Polkadot Network (DOT) – What is it? And How Does it Work?Polkadot Network (DOT) – What is it? And How Does it Work?

Polkadot Network (DOT) is breaking into the blockchain world by looking at the current flaws and problems with blockchain and simply trying to fix them.

These problems are apparent to anyone who has ever used Bitcoin or Ethereum. The lack of blockchain interoperability, scalability and network speed, difficult to upgrade, and very poor governance systems to name a few.

Polkadot aims to fix these by bulidng a network that enables blockchains to communicate with each other, revolutionizing scalability enabling over 160,000 transactions a second, improving upgradeability, having a robust governance protocol, among many others.

But will Polkadot be able to achieve what it has set out to do? Or will it just be another small fish in a sea of chains?

In this review we will discuss the Polkadot Team, how Polkadot works, the technology behind Polkadot, the value of the Polkadot Token (DOT), and much more.

Polkadot Network

The Polkadot Team and Partnerships

The Founders

The three founding members of the Polkadot Network are very big names within the cryptocurrency space.

Robert Habermeier is a Thiel fellow with background in blockchain, distributed systems, and cryptography.

Dr. Gavin Wood was co-founder and CTO of Ethereum. Inventing crucial aspects of current blockchain technology such as Proof-of-Authority and Solidity. He is the current president of the Web3 Foundation.

Peter Czaban is current technology director of the Web3 Foundation previously working in defense, finance, and data analytics industries specialising in a variety of blockchain technology.

Polkadot Founders: Robert Habermeier, Dr. Gavin Wood, Peter Czaban

The Developers

The Polkadot Network is being developed by 5 seperate development teams in every corner of the world.

4 of these teams are Parity technologies based out of London and Berlin. Chainsafe based out of Toronto, Soramitsu based out of Tokyo, and community driven PolkadotJS.

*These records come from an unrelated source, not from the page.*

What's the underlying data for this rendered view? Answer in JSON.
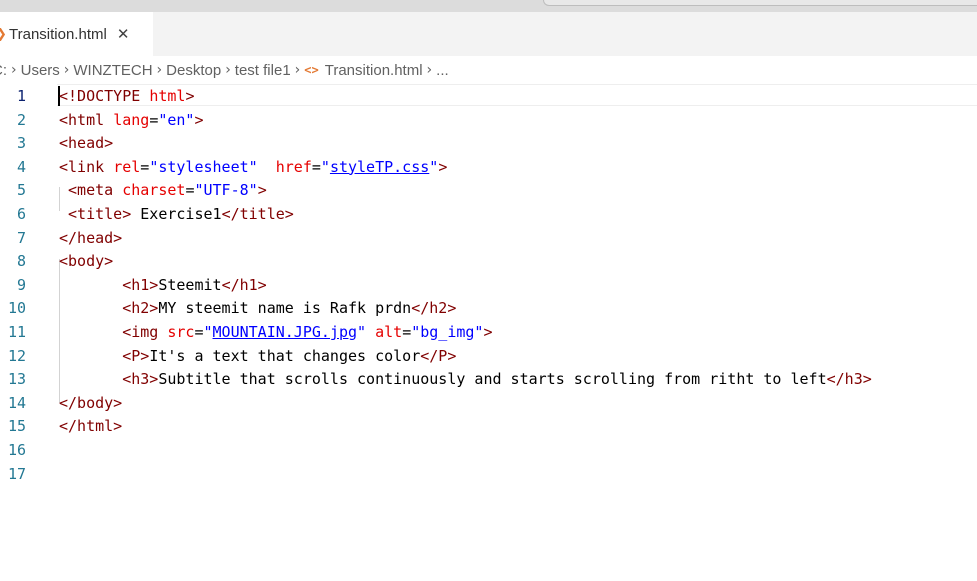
{
  "tab": {
    "file_icon": "❯",
    "label": "Transition.html",
    "close_icon": "✕"
  },
  "breadcrumb": {
    "items": [
      "C:",
      "Users",
      "WINZTECH",
      "Desktop",
      "test file1",
      "Transition.html",
      "..."
    ],
    "separator": "›",
    "file_icon": "<>"
  },
  "editor": {
    "colors": {
      "tag": "#800000",
      "attribute": "#e50000",
      "string": "#0000ff",
      "line_number": "#237893",
      "active_line_number": "#0b216f"
    },
    "lines": [
      {
        "n": "1",
        "tokens": [
          [
            "t",
            "<!DOCTYPE"
          ],
          [
            "p",
            " "
          ],
          [
            "a",
            "html"
          ],
          [
            "t",
            ">"
          ]
        ]
      },
      {
        "n": "2",
        "tokens": [
          [
            "t",
            "<html"
          ],
          [
            "p",
            " "
          ],
          [
            "a",
            "lang"
          ],
          [
            "p",
            "="
          ],
          [
            "s",
            "\"en\""
          ],
          [
            "t",
            ">"
          ]
        ]
      },
      {
        "n": "3",
        "tokens": [
          [
            "t",
            "<head>"
          ]
        ]
      },
      {
        "n": "4",
        "tokens": [
          [
            "t",
            "<link"
          ],
          [
            "p",
            " "
          ],
          [
            "a",
            "rel"
          ],
          [
            "p",
            "="
          ],
          [
            "s",
            "\"stylesheet\""
          ],
          [
            "p",
            "  "
          ],
          [
            "a",
            "href"
          ],
          [
            "p",
            "="
          ],
          [
            "s",
            "\""
          ],
          [
            "su",
            "styleTP.css"
          ],
          [
            "s",
            "\""
          ],
          [
            "t",
            ">"
          ]
        ]
      },
      {
        "n": "5",
        "tokens": [
          [
            "p",
            " "
          ],
          [
            "t",
            "<meta"
          ],
          [
            "p",
            " "
          ],
          [
            "a",
            "charset"
          ],
          [
            "p",
            "="
          ],
          [
            "s",
            "\"UTF-8\""
          ],
          [
            "t",
            ">"
          ]
        ]
      },
      {
        "n": "6",
        "tokens": [
          [
            "p",
            " "
          ],
          [
            "t",
            "<title>"
          ],
          [
            "p",
            " Exercise1"
          ],
          [
            "t",
            "</title>"
          ]
        ]
      },
      {
        "n": "7",
        "tokens": [
          [
            "t",
            "</head>"
          ]
        ]
      },
      {
        "n": "8",
        "tokens": [
          [
            "t",
            "<body>"
          ]
        ]
      },
      {
        "n": "9",
        "tokens": [
          [
            "p",
            "       "
          ],
          [
            "t",
            "<h1>"
          ],
          [
            "p",
            "Steemit"
          ],
          [
            "t",
            "</h1>"
          ]
        ]
      },
      {
        "n": "10",
        "tokens": [
          [
            "p",
            "       "
          ],
          [
            "t",
            "<h2>"
          ],
          [
            "p",
            "MY steemit name is Rafk prdn"
          ],
          [
            "t",
            "</h2>"
          ]
        ]
      },
      {
        "n": "11",
        "tokens": [
          [
            "p",
            "       "
          ],
          [
            "t",
            "<img"
          ],
          [
            "p",
            " "
          ],
          [
            "a",
            "src"
          ],
          [
            "p",
            "="
          ],
          [
            "s",
            "\""
          ],
          [
            "su",
            "MOUNTAIN.JPG.jpg"
          ],
          [
            "s",
            "\""
          ],
          [
            "p",
            " "
          ],
          [
            "a",
            "alt"
          ],
          [
            "p",
            "="
          ],
          [
            "s",
            "\"bg_img\""
          ],
          [
            "t",
            ">"
          ]
        ]
      },
      {
        "n": "12",
        "tokens": [
          [
            "p",
            "       "
          ],
          [
            "t",
            "<P>"
          ],
          [
            "p",
            "It's a text that changes color"
          ],
          [
            "t",
            "</P>"
          ]
        ]
      },
      {
        "n": "13",
        "tokens": [
          [
            "p",
            "       "
          ],
          [
            "t",
            "<h3>"
          ],
          [
            "p",
            "Subtitle that scrolls continuously and starts scrolling from ritht to left"
          ],
          [
            "t",
            "</h3>"
          ]
        ]
      },
      {
        "n": "14",
        "tokens": [
          [
            "t",
            "</body>"
          ]
        ]
      },
      {
        "n": "15",
        "tokens": [
          [
            "t",
            "</html>"
          ]
        ]
      },
      {
        "n": "16",
        "tokens": []
      },
      {
        "n": "17",
        "tokens": []
      }
    ]
  }
}
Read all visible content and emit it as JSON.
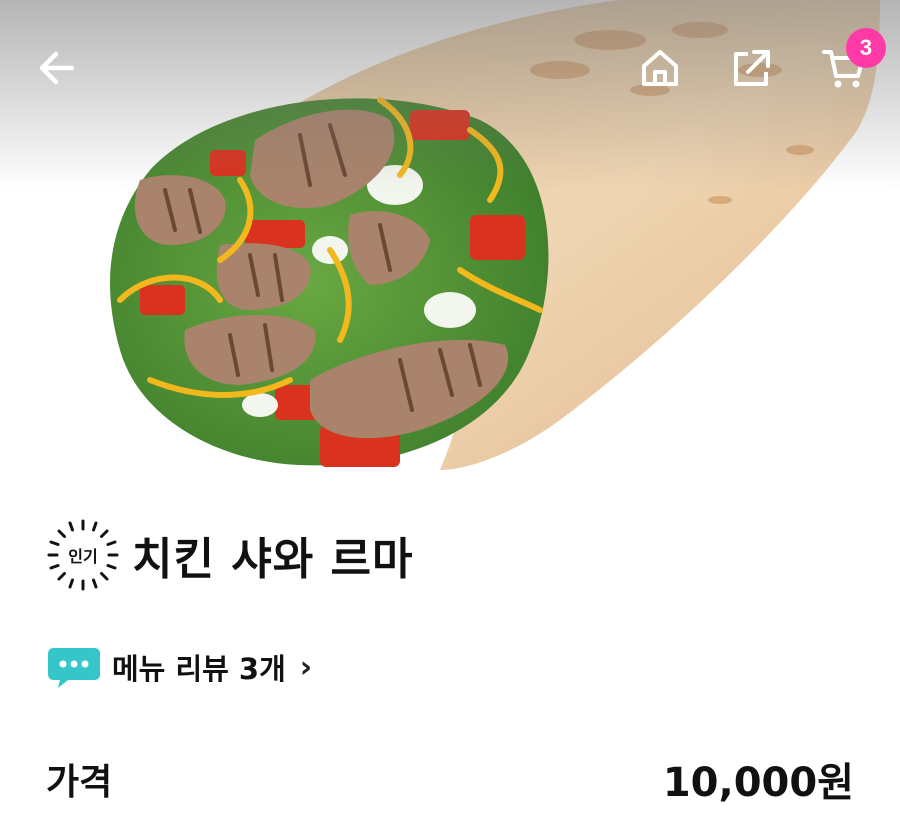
{
  "header": {
    "back_icon": "arrow-left-icon",
    "home_icon": "home-icon",
    "share_icon": "share-icon",
    "cart_icon": "cart-icon",
    "cart_count": "3"
  },
  "hero": {
    "image": "chicken shawarma wrap photo"
  },
  "menu": {
    "badge": "인기",
    "title": "치킨 샤와 르마"
  },
  "review": {
    "icon": "chat-bubble-icon",
    "label": "메뉴 리뷰 3개",
    "chevron": "›"
  },
  "price": {
    "label": "가격",
    "value": "10,000원"
  },
  "colors": {
    "badge_pink": "#ff3aa7",
    "chat_teal": "#36c6c9",
    "text": "#111111"
  }
}
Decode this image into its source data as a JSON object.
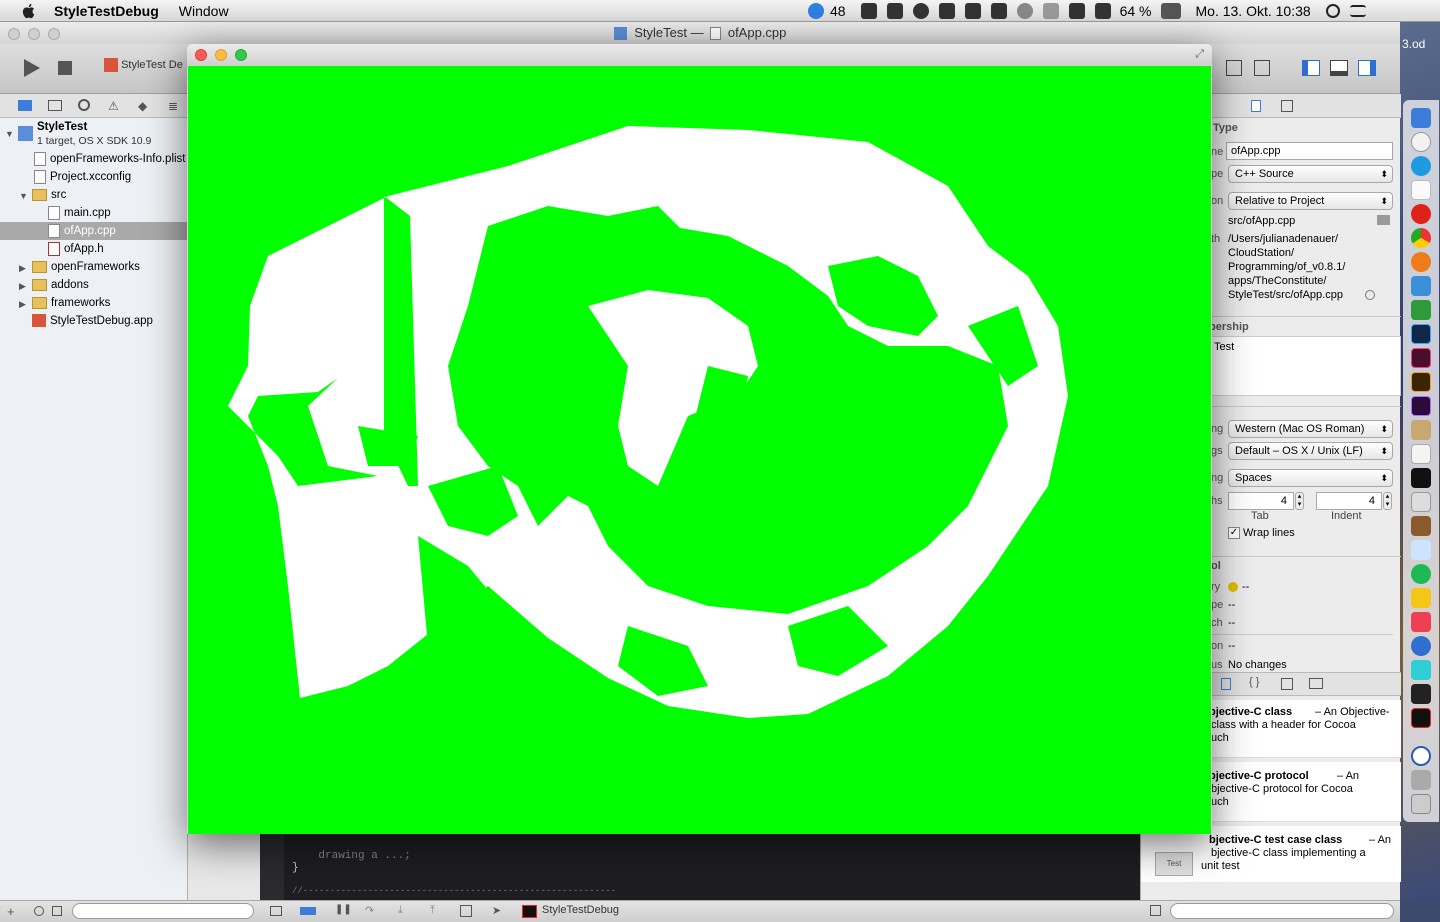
{
  "menubar": {
    "app_name": "StyleTestDebug",
    "items": [
      "Window"
    ],
    "status": {
      "badge_count": "48",
      "battery": "64 %",
      "datetime": "Mo. 13. Okt.  10:38"
    }
  },
  "xcode": {
    "title_project": "StyleTest",
    "title_sep": "—",
    "title_file": "ofApp.cpp",
    "scheme_label": "StyleTest De"
  },
  "navigator": {
    "project_name": "StyleTest",
    "project_sub": "1 target, OS X SDK 10.9",
    "items": [
      {
        "label": "openFrameworks-Info.plist"
      },
      {
        "label": "Project.xcconfig"
      },
      {
        "label": "src"
      },
      {
        "label": "main.cpp"
      },
      {
        "label": "ofApp.cpp"
      },
      {
        "label": "ofApp.h"
      },
      {
        "label": "openFrameworks"
      },
      {
        "label": "addons"
      },
      {
        "label": "frameworks"
      },
      {
        "label": "StyleTestDebug.app"
      }
    ]
  },
  "editor": {
    "lines": [
      "    drawing a ...;",
      "}",
      "",
      "//----------------------------------------------------------"
    ]
  },
  "utilities": {
    "identity_header": "Type",
    "name_label": "ne",
    "name_value": "ofApp.cpp",
    "type_label": "pe",
    "type_value": "C++ Source",
    "location_label": "on",
    "location_value": "Relative to Project",
    "relpath": "src/ofApp.cpp",
    "fullpath_label": "th",
    "fullpath_lines": [
      "/Users/julianadenauer/",
      "CloudStation/",
      "Programming/of_v0.8.1/",
      "apps/TheConstitute/",
      "StyleTest/src/ofApp.cpp"
    ],
    "membership_header": "bership",
    "membership_item": "Test",
    "encoding_label": "ng",
    "encoding_value": "Western (Mac OS Roman)",
    "endings_label": "gs",
    "endings_value": "Default – OS X / Unix (LF)",
    "indent_label": "ng",
    "indent_value": "Spaces",
    "widths_label": "hs",
    "tab_value": "4",
    "indent_width_value": "4",
    "tab_caption": "Tab",
    "indent_caption": "Indent",
    "wrap_label": "Wrap lines",
    "sc_header": "ol",
    "sc_rows": [
      {
        "label": "ry",
        "value": "--"
      },
      {
        "label": "pe",
        "value": "--"
      },
      {
        "label": "ch",
        "value": "--"
      },
      {
        "label": "on",
        "value": "--"
      },
      {
        "label": "us",
        "value": "No changes"
      }
    ],
    "templates": [
      {
        "title": "bjective-C class",
        "desc_lines": [
          "– An Objective-",
          "class with a header for Cocoa",
          "uch"
        ]
      },
      {
        "title": "bjective-C protocol",
        "desc_lines": [
          "– An",
          "bjective-C protocol for Cocoa",
          "uch"
        ]
      },
      {
        "title": "bjective-C test case class",
        "desc_lines": [
          "– An",
          "bjective-C class implementing a",
          "unit test"
        ]
      }
    ],
    "template_icon_text": "Test"
  },
  "debugbar": {
    "target": "StyleTestDebug"
  },
  "desktop": {
    "label": "3.od"
  },
  "colors": {
    "canvas": "#00ff00",
    "selection": "#4a89dc"
  }
}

The Web3 foundation commissions these teams as well as over 100 individual developers to work on building the Polkadot Network.

Whos Building on Polkadot

Some of the biggest projects in crypto are already developing on the Polkadot Network. These include Chainlink, District0x, ChainX, iExec, Acala, Ocean Protocol, among many others.

Teams Building on Polkadot

Trading Polkadot

The 2 most reputable and liquid exchange Polkadot is currently being traded on are Huobi, OKex, and FTX. If you buy 100$ of DOT on your first OKex purchase you will recieve 10$ of BTC free.

How the Polkadot Network Works

Network Architecture

The Polkadot network has a variety of key components that ensure that it runs securely, effeciently, and does what it sets out to do.

At the base of the Polkadot network is what is known as the Relay Chain. This is foundation of the Network from which all else is built. It is responsible for network security, consensus, and cross-chain interoperability.

Built off of the Relay Chains are Parachains. These Parachains are their own sovereign blockchains which can have their own token and can optimize themselves for specific use cases. These Parachains pay to connect to the Relay Chain.

The relationship between the Relay Chain and Parachains is similar to that of the relationship between Ethereum and an ERC-20 token. Except on Polkadot parachains are much more powerful, and have autonomy over their own chain.

Within the Network Architecture there is also Bridges. Bridges allow parachains to connect with external networks such as Ethereum.

See the diagram below for a visual breakdown of how the whole of the Polkadot Network works

Visual Breakdown of Polkadot

Consensus Roles

There is also 4 roles within the Polkadot Network that ensure security and consensus. Validators, Collators, Nominators, and Fishermen.

Validators secure the relay chain by staking DOT, validating proofs from Collators, and participating in consensus with other validators.

Collators maintain parachains by collections parachain transactions from users and then producing proofs for validators.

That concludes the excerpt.